How Social Media Is Changing the Adoption Experience

Adopting a child can be one of life’s most overwhelming and rewarding experiences, both for the child and for his or her new parents. Although some people find that the use of social media enhances the joy of this experience, it can also be a complicating factor.

Benefits of Social Media Use During Adoption

  • Encouragement and insight. Many people announce their intent to adopt on social media. When your friends and family members learn about your initiative, they can use Facebook and other channels to offer support and advice and analyze decisions.
  • Opportunities to connect with available children and other adoption resources. Prospective parents can leverage qualified, vetted social media websites to locate babies or children available for adoption.
  • Fundraising opportunities. Platforms like Facebook and Twitter can help would-be adoptive parents raise the funds they need to complete the process. Adoptive parents can also request donations and promote fundraising activities or events.

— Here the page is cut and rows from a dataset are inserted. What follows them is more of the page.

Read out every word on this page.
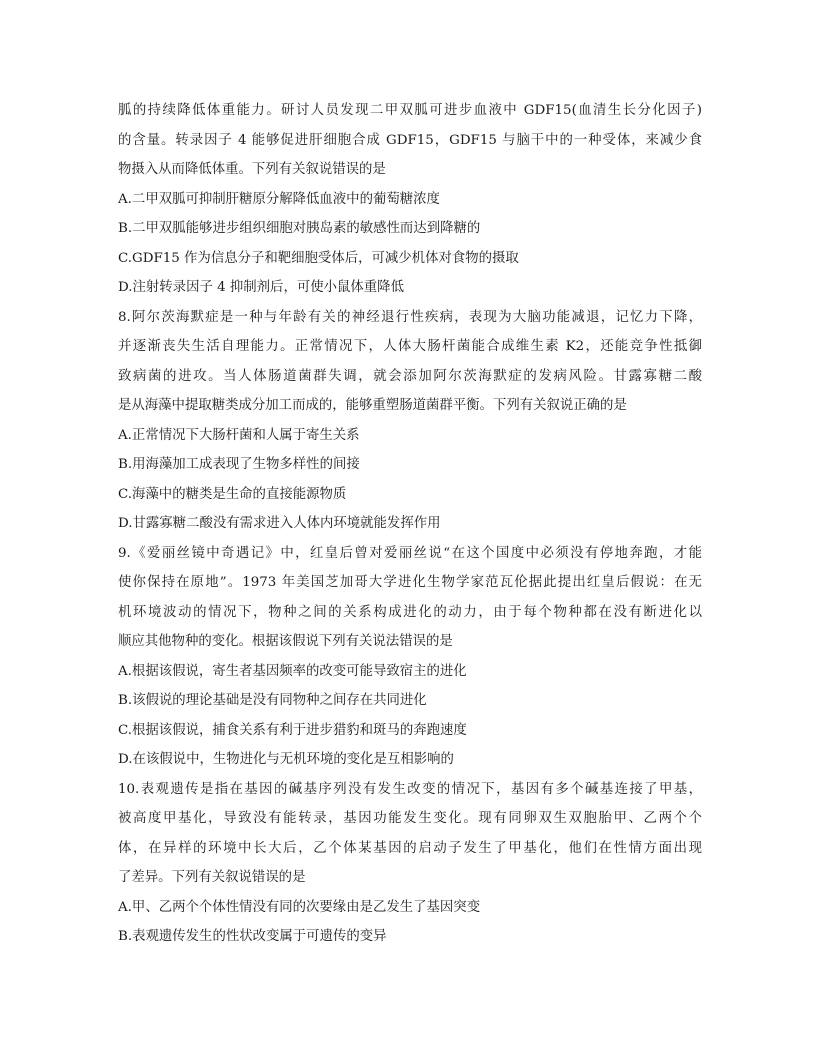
胍的持续降低体重能力。研讨人员发现二甲双胍可进步血液中 GDF15(血清生长分化因子)
的含量。转录因子 4 能够促进肝细胞合成 GDF15，GDF15 与脑干中的一种受体，来减少食
物摄入从而降低体重。下列有关叙说错误的是
A.二甲双胍可抑制肝糖原分解降低血液中的葡萄糖浓度
B.二甲双胍能够进步组织细胞对胰岛素的敏感性而达到降糖的
C.GDF15 作为信息分子和靶细胞受体后，可减少机体对食物的摄取
D.注射转录因子 4 抑制剂后，可使小鼠体重降低
8.阿尔茨海默症是一种与年龄有关的神经退行性疾病，表现为大脑功能减退，记忆力下降，
并逐渐丧失生活自理能力。正常情况下，人体大肠杆菌能合成维生素 K2，还能竞争性抵御
致病菌的进攻。当人体肠道菌群失调，就会添加阿尔茨海默症的发病风险。甘露寡糖二酸
是从海藻中提取糖类成分加工而成的，能够重塑肠道菌群平衡。下列有关叙说正确的是
A.正常情况下大肠杆菌和人属于寄生关系
B.用海藻加工成表现了生物多样性的间接
C.海藻中的糖类是生命的直接能源物质
D.甘露寡糖二酸没有需求进入人体内环境就能发挥作用
9.《爱丽丝镜中奇遇记》中，红皇后曾对爱丽丝说“在这个国度中必须没有停地奔跑，才能
使你保持在原地”。1973 年美国芝加哥大学进化生物学家范瓦伦据此提出红皇后假说：在无
机环境波动的情况下，物种之间的关系构成进化的动力，由于每个物种都在没有断进化以
顺应其他物种的变化。根据该假说下列有关说法错误的是
A.根据该假说，寄生者基因频率的改变可能导致宿主的进化
B.该假说的理论基础是没有同物种之间存在共同进化
C.根据该假说，捕食关系有利于进步猎豹和斑马的奔跑速度
D.在该假说中，生物进化与无机环境的变化是互相影响的
10.表观遗传是指在基因的碱基序列没有发生改变的情况下，基因有多个碱基连接了甲基，
被高度甲基化，导致没有能转录，基因功能发生变化。现有同卵双生双胞胎甲、乙两个个
体，在异样的环境中长大后，乙个体某基因的启动子发生了甲基化，他们在性情方面出现
了差异。下列有关叙说错误的是
A.甲、乙两个个体性情没有同的次要缘由是乙发生了基因突变
B.表观遗传发生的性状改变属于可遗传的变异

Potential Problems and Dangers

  • Loss of control over information shared with birth parents. Prior to the advent of social media, birth parents only had access to the information contained within your file and any information you provided on your own during an interview. However, if a birth parent can find your profile on social media, he or she may see things you would have rather hidden, such as your political affiliations or evidence of arguments with family members.
  • Unwanted contact from birth families. During or after the adoption process, members of your child’s birth family could use social media to maintain contact with you and/or the child. Although birth parents may agree not to use social media in this way when the contract is signed, their families will not bound by such an agreement.
  • Privacy concerns. Even in a closed adoption, your child may be able to use social media to connect with his or her birth parents. An article in The Guardian summarized the challenge: “Social media is the latest threat to adoption, with adoption agencies reporting a marked growth in cases of an adopted child – typically a disaffected teenager – finding their birth family in just a few clicks. Birth parents are also using sites such as Facebook and Twitter to try to make contact with offspring taken years before.” The Guardian article also later describes a worst case scenario for such interactions: “when her birth mother appeared ‘virtually’ [on a social networking site] in her bedroom, it hit her hard. She disappeared into a vodka bottle and six years later, she hasn’t come out. She dropped out of education, the adoption broke down completely and she has depression.”

Exercise caution to prevent problems. During the adoption process, adjust the settings on your profiles, so that birth parents can’t see anything you don’t want to share. Never provide any information about your child’s birth family to your social media connections during or after the adoption, as this violates the family’s privacy.

After the adoption is complete, avoid unwanted communications by using strict privacy settings, verifying the identities of all new connections and monitoring your child’s interactions with others on social media.